Secondly, for the German readers out there (you know who Du bist), especially those who have been asking me when German translations will soon be available for my Schattenreich novels (leider noch nicht), here are excerpts from the German versions of my first two short stories from the Immortal Guardian series, Die Schwingen des Wächters and Das Auge der Sphinx, translated from the English to the German (aber nicht rückwärts rum) by Lieselotte Kill (planned release: early August LIVE!) . Universal links below.

Aus Die Schwingen des Wächters, Copyright 2015, Sharon Kae Reamer

Amazon worldwide German version 
Amazon worldwide English version


 Das grelle Licht blendete ihn für einen Augenblick. Enkidu stellte sich vor es sei der Funke des Lebens nach dem Tode oder die Berührung der Götter. Ein Raum, den er niemals zuvor gesehen hatte, erschien vor ihm und er spürte den Schlag seines Herzens. Es war, als ob jemand kochendes Öl durch seinen Körper fließen ließe.

Er atmete tief ein. Eine Frau stand vor ihm. Sie war etwa einen Kopf kleiner als er, hatte einen olivfarbenen Teint und braunschwarze Augen; ihr glattes Haar fiel wie ein gelber Wasserfall über ihre Schultern bis auf die Brust. Sie beobachtete ihn, ernsthaft und konzentriert. Er fand ihr starkes, herzförmiges Gesicht verführehrend, schon deshalb, weil es nach seinem Tod das Erste war, das er sah.
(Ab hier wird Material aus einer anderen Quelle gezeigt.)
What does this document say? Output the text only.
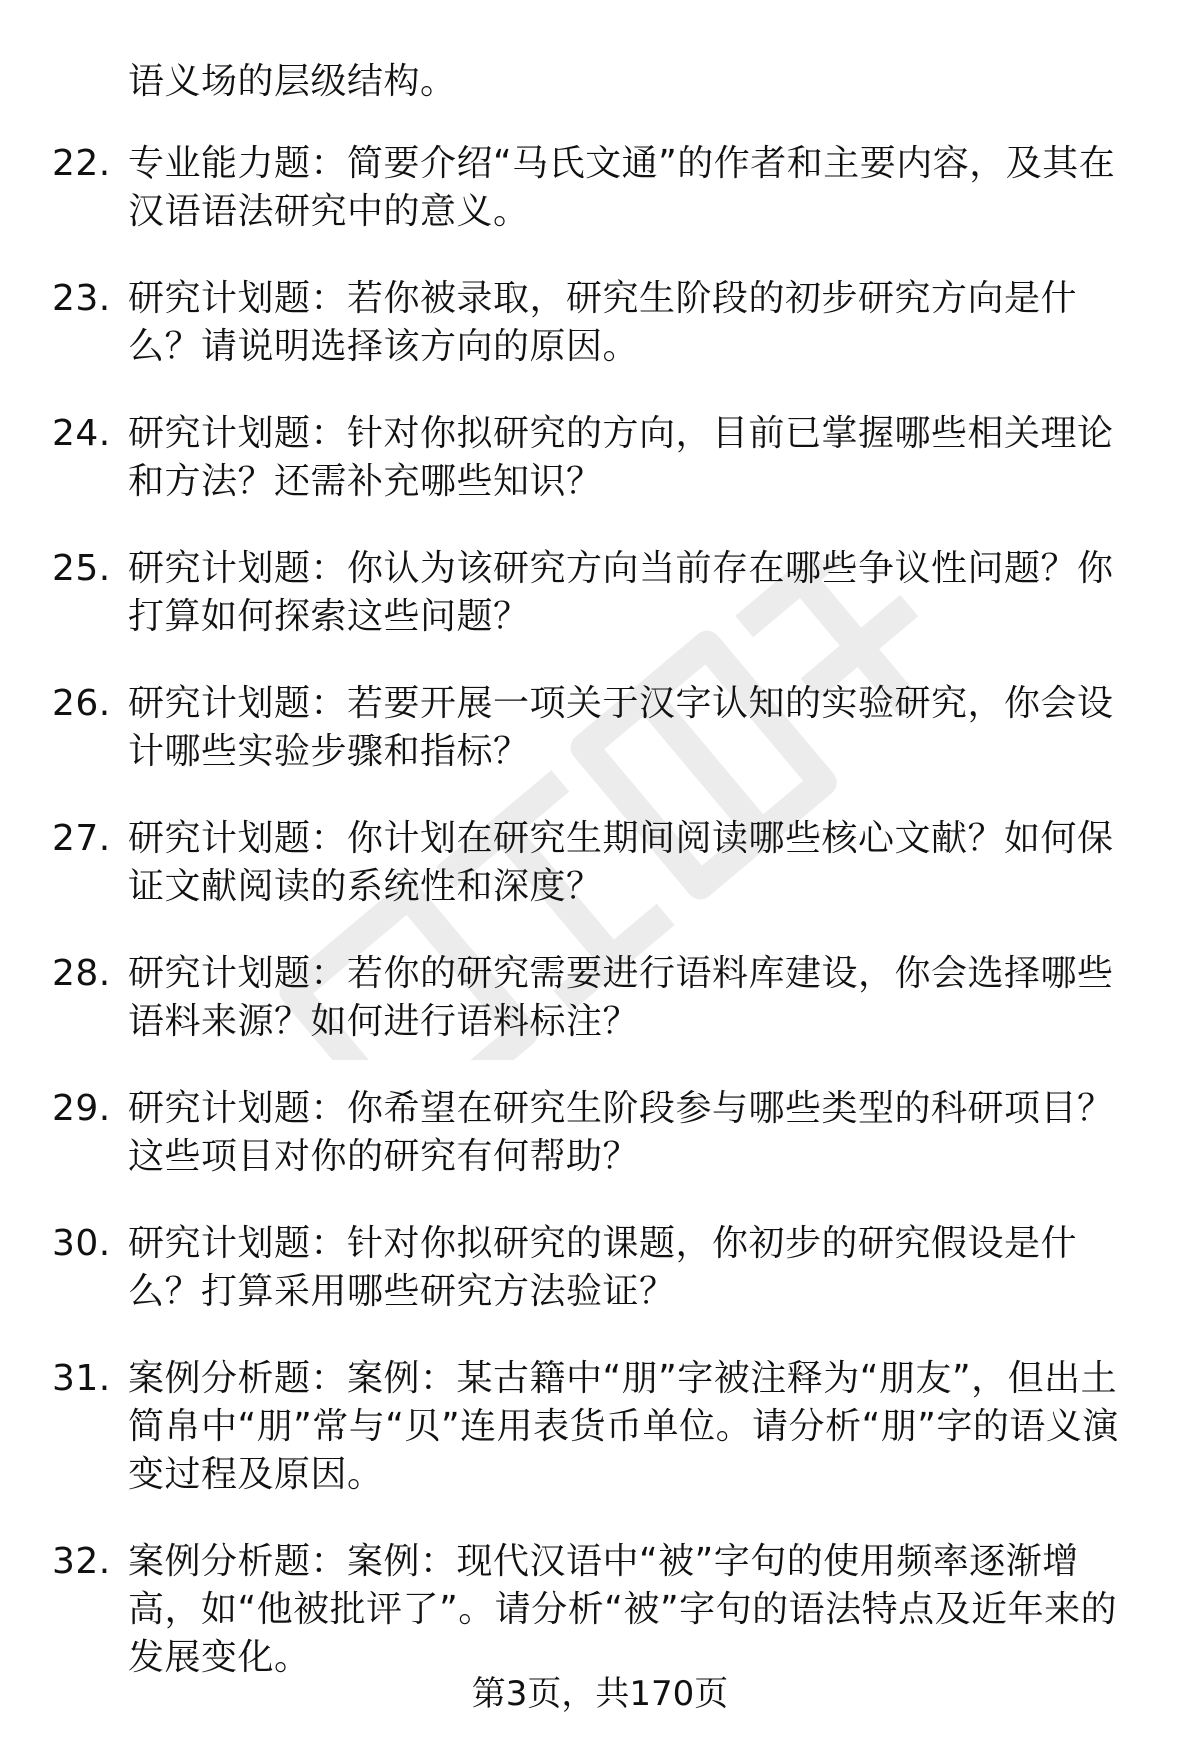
语义场的层级结构。
22. 专业能力题：简要介绍“马氏文通”的作者和主要内容，及其在汉语语法研究中的意义。
23. 研究计划题：若你被录取，研究生阶段的初步研究方向是什么？请说明选择该方向的原因。
24. 研究计划题：针对你拟研究的方向，目前已掌握哪些相关理论和方法？还需补充哪些知识？
25. 研究计划题：你认为该研究方向当前存在哪些争议性问题？你打算如何探索这些问题？
26. 研究计划题：若要开展一项关于汉字认知的实验研究，你会设计哪些实验步骤和指标？
27. 研究计划题：你计划在研究生期间阅读哪些核心文献？如何保证文献阅读的系统性和深度？
28. 研究计划题：若你的研究需要进行语料库建设，你会选择哪些语料来源？如何进行语料标注？
29. 研究计划题：你希望在研究生阶段参与哪些类型的科研项目？这些项目对你的研究有何帮助？
30. 研究计划题：针对你拟研究的课题，你初步的研究假设是什么？打算采用哪些研究方法验证？
31. 案例分析题：案例：某古籍中“朋”字被注释为“朋友”，但出土简帛中“朋”常与“贝”连用表货币单位。请分析“朋”字的语义演变过程及原因。
32. 案例分析题：案例：现代汉语中“被”字句的使用频率逐渐增高，如“他被批评了”。请分析“被”字句的语法特点及近年来的发展变化。
第3页，共170页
Enkidu hatte keine Ahnung, in welchem Teil des Himmels oder der Hölle er angekommen war oder welche Gottheit vor ihm stand. Sie schob ihr Haar mit beiden Händen zurück, so dass es hinter ihre runden, aber aufrechten Schultern fiel. Die Goldfäden, die ihr weißes ärmelloses Gewand am Mieder und am Saum durchzogen, passten zu der üppigen Menge Gold an ihren Armen und um den Hals und betonten ihre Schönheit.
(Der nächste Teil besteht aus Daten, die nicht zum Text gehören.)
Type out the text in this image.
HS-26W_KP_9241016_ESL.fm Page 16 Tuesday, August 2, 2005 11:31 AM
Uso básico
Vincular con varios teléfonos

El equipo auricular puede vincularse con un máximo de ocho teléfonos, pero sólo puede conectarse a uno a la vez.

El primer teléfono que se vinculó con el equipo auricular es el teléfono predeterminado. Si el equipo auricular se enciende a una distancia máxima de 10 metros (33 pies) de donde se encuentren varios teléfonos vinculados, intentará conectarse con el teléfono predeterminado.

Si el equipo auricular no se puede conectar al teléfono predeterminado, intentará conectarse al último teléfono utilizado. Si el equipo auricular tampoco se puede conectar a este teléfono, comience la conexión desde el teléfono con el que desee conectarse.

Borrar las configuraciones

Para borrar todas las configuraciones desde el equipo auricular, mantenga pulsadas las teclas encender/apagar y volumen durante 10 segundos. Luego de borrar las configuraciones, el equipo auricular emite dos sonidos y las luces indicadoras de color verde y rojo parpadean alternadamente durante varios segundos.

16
„Sei willkommen“, sagte sie.

„Sei bedankt“, Enkidu neigte den Kopf und breitete seine Hände aus als Geste der Unterwerfung. „Wie kann ich dir dienen?“ Ihr Willkommensgruß und seine Entgegnung waren in einer Sprache gesprochen, die er niemals zuvor im Leben benutzt hatte.

Sie machte einen Schritt auf ich zu, einen kleinen nur, aber er musste darüber lächeln. Sie sah so sterblich aus.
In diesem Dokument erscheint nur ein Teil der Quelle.